I keep asking the same questions over and over again: Why was I able to read all the situations correctly (I was part of quite a few protests and standoffs that day, Steve was part of one)? Why wasn’t I hassled, detained, arrested, or even looked at funny? Why was I always looking for “outs” and making sure the cops weren’t getting ready to close in? And when they did, why was I always able to successfully side-step them?
Why does a complete amateur like me go into a situation with, what are obviously realistic expectations, and someone like Steve Paikin walks obliviously into the rabble, after everything that took place that day, and expects to come out smelling like roses?
Stay behind the desk where you belong, Steve.
And that goes for the rest of you people who “innocently” wondered into these protests and found yourselves “unwittingly” caught up in the police crackdown. Next time, here are a few clues that might tell you something might be going down, even if you do genuinely wander into these situations like the blithering idiots that you claim to be:
- Do you see a line of heavily shielded riot police bearing shields, night sticks, and gas masks?
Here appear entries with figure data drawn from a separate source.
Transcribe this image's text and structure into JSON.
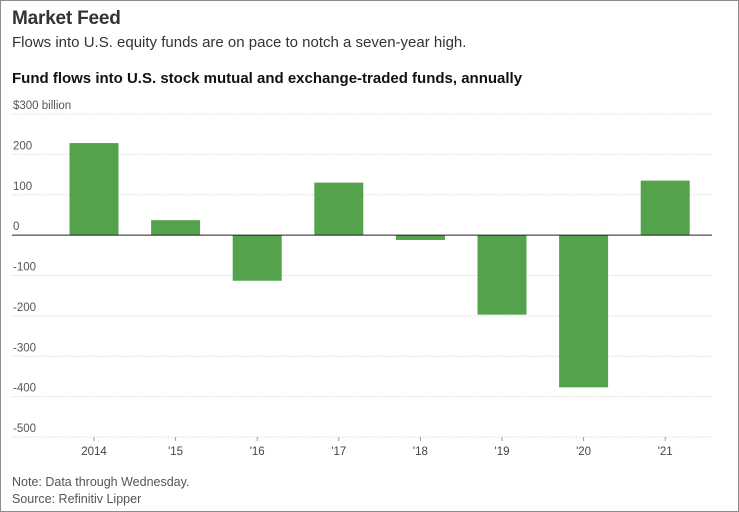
{
  "header": {
    "kicker": "Market Feed",
    "subtitle": "Flows into U.S. equity funds are on pace to notch a seven-year high."
  },
  "chart_data": {
    "type": "bar",
    "title": "Fund flows into U.S. stock mutual and exchange-traded funds, annually",
    "ylabel": "$300 billion",
    "xlabel": "",
    "categories": [
      "2014",
      "'15",
      "'16",
      "'17",
      "'18",
      "'19",
      "'20",
      "'21"
    ],
    "values": [
      228,
      37,
      -113,
      130,
      -12,
      -197,
      -377,
      135
    ],
    "ylim": [
      -500,
      300
    ],
    "yticks": [
      300,
      200,
      100,
      0,
      -100,
      -200,
      -300,
      -400,
      -500
    ],
    "ytick_labels": [
      "$300 billion",
      "200",
      "100",
      "0",
      "-100",
      "-200",
      "-300",
      "-400",
      "-500"
    ],
    "bar_color": "#54a24b",
    "grid": true
  },
  "footer": {
    "note": "Note: Data through Wednesday.",
    "source": "Source: Refinitiv Lipper"
  }
}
That might be an indication that there’s a heavy police presence there and that something might happen. You may want to hang back a bit.
- Did you suddenly wander into a pack of people who are shielding their faces with bandanas and sunglasses? Those people probably don’t want to be identified, probably because they’re up to no good. You might want to leave that particular group. Again, just hang back if you’re curious.
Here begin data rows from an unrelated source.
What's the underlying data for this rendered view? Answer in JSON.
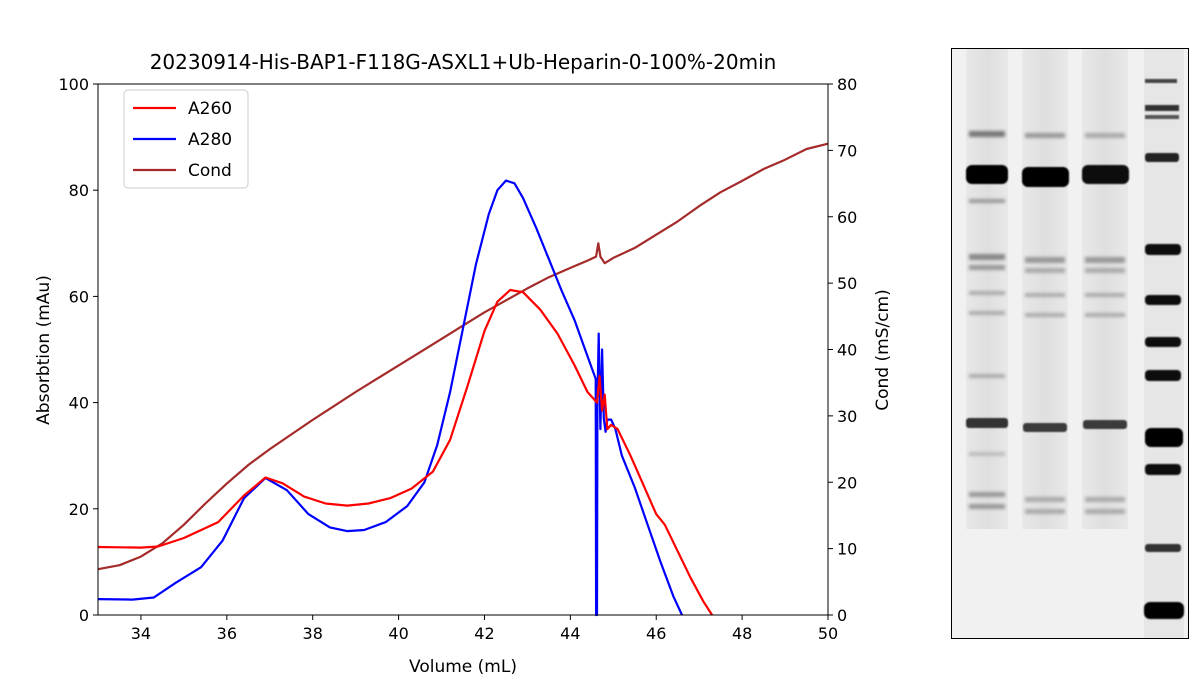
{
  "chart_data": {
    "type": "line",
    "title": "20230914-His-BAP1-F118G-ASXL1+Ub-Heparin-0-100%-20min",
    "xlabel": "Volume (mL)",
    "ylabel": "Absorbtion (mAu)",
    "y2label": "Cond (mS/cm)",
    "xlim": [
      33,
      50
    ],
    "ylim": [
      0,
      100
    ],
    "y2lim": [
      0,
      80
    ],
    "xticks": [
      "34",
      "36",
      "38",
      "40",
      "42",
      "44",
      "46",
      "48",
      "50"
    ],
    "yticks": [
      "0",
      "20",
      "40",
      "60",
      "80",
      "100"
    ],
    "y2ticks": [
      "0",
      "10",
      "20",
      "30",
      "40",
      "50",
      "60",
      "70",
      "80"
    ],
    "grid": false,
    "legend_position": "top-left",
    "series": [
      {
        "name": "A260",
        "axis": "left",
        "color": "#ff0000",
        "x": [
          33.0,
          34.0,
          34.4,
          35.0,
          35.8,
          36.4,
          36.9,
          37.3,
          37.8,
          38.3,
          38.8,
          39.3,
          39.8,
          40.3,
          40.8,
          41.2,
          41.6,
          42.0,
          42.3,
          42.6,
          42.9,
          43.3,
          43.7,
          44.1,
          44.4,
          44.62,
          44.68,
          44.74,
          44.8,
          44.86,
          44.95,
          45.1,
          45.4,
          45.7,
          46.0,
          46.2,
          46.5,
          46.8,
          47.1,
          47.3
        ],
        "y": [
          12.8,
          12.7,
          12.9,
          14.5,
          17.5,
          22.5,
          25.9,
          24.8,
          22.3,
          21.0,
          20.6,
          21.0,
          22.0,
          23.8,
          27.0,
          33.0,
          43.0,
          53.5,
          59.0,
          61.2,
          60.8,
          57.5,
          53.0,
          47.0,
          42.0,
          40.0,
          45.0,
          38.5,
          41.5,
          35.0,
          35.8,
          35.0,
          30.0,
          24.5,
          19.0,
          17.0,
          12.0,
          7.0,
          2.5,
          0.0
        ]
      },
      {
        "name": "A280",
        "axis": "left",
        "color": "#0000ff",
        "x": [
          33.0,
          33.8,
          34.3,
          34.8,
          35.4,
          35.9,
          36.4,
          36.9,
          37.4,
          37.9,
          38.4,
          38.8,
          39.2,
          39.7,
          40.2,
          40.6,
          40.9,
          41.2,
          41.5,
          41.8,
          42.1,
          42.3,
          42.5,
          42.7,
          42.9,
          43.2,
          43.5,
          43.8,
          44.1,
          44.3,
          44.5,
          44.59,
          44.6,
          44.62,
          44.63,
          44.66,
          44.7,
          44.74,
          44.78,
          44.82,
          44.86,
          44.95,
          45.05,
          45.2,
          45.5,
          45.8,
          46.1,
          46.4,
          46.6
        ],
        "y": [
          3.0,
          2.9,
          3.3,
          6.0,
          9.0,
          14.0,
          22.0,
          25.8,
          23.5,
          19.0,
          16.5,
          15.8,
          16.0,
          17.5,
          20.5,
          25.0,
          32.0,
          42.0,
          54.0,
          66.0,
          75.5,
          80.0,
          81.8,
          81.3,
          78.5,
          73.0,
          67.0,
          61.0,
          55.5,
          51.0,
          46.5,
          44.5,
          0.0,
          0.0,
          40.0,
          53.0,
          35.0,
          50.0,
          37.0,
          34.5,
          36.8,
          36.8,
          35.0,
          30.0,
          24.0,
          17.0,
          10.0,
          3.5,
          0.0
        ]
      },
      {
        "name": "Cond",
        "axis": "right",
        "color": "#a52a2a",
        "x": [
          33.0,
          33.5,
          34.0,
          34.5,
          35.0,
          35.5,
          36.0,
          36.5,
          37.0,
          37.5,
          38.0,
          38.5,
          39.0,
          39.5,
          40.0,
          40.5,
          41.0,
          41.5,
          42.0,
          42.5,
          43.0,
          43.5,
          44.0,
          44.4,
          44.6,
          44.65,
          44.7,
          44.8,
          45.0,
          45.5,
          46.0,
          46.5,
          47.0,
          47.5,
          48.0,
          48.5,
          49.0,
          49.5,
          50.0
        ],
        "y": [
          6.9,
          7.5,
          8.8,
          10.8,
          13.6,
          16.8,
          19.8,
          22.6,
          25.0,
          27.2,
          29.4,
          31.5,
          33.6,
          35.6,
          37.6,
          39.6,
          41.6,
          43.6,
          45.6,
          47.4,
          49.2,
          50.9,
          52.3,
          53.4,
          54.0,
          56.0,
          54.0,
          53.0,
          53.8,
          55.3,
          57.3,
          59.3,
          61.6,
          63.7,
          65.4,
          67.2,
          68.6,
          70.2,
          71.0
        ]
      }
    ]
  }
}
- Are people engaging in illegal activity? (The law applies 24 hours a day. As far as I know, there is no moratorium on Saturday nights.) If you see something like this, chances are good that police may move in to arrest them. Chances are even better if there was a high level of illegal activity earlier in the day. If you’re in the middle of the group, the police probably won’t stop to have a pleasant chat with you about why you’re there, what your favourite restaurants are, and so on.
- Are you in front of a line of riot police who have suddenly started to move forward? They have to move in unison in order to maintain their line so they won’t be going that fast. Maybe…get out of the way?
- Have you just been detained by police while in the midst of a volatile situation (see above for indicators)? Try not telling them to go fuck themselves, or calling them pigs, etc. Perhaps just try following their directions? I know, I know, they just want to beat you and rape you but, hey, you might luck out. Calling them names or trying to fight them is less likely to get you out of that situation unscathed, unless you believe you can take them all on.
- Is your head in your ass? Pull it out.
Now let’s never speak of this ugly affair again. Unless something interesting and relevant comes up.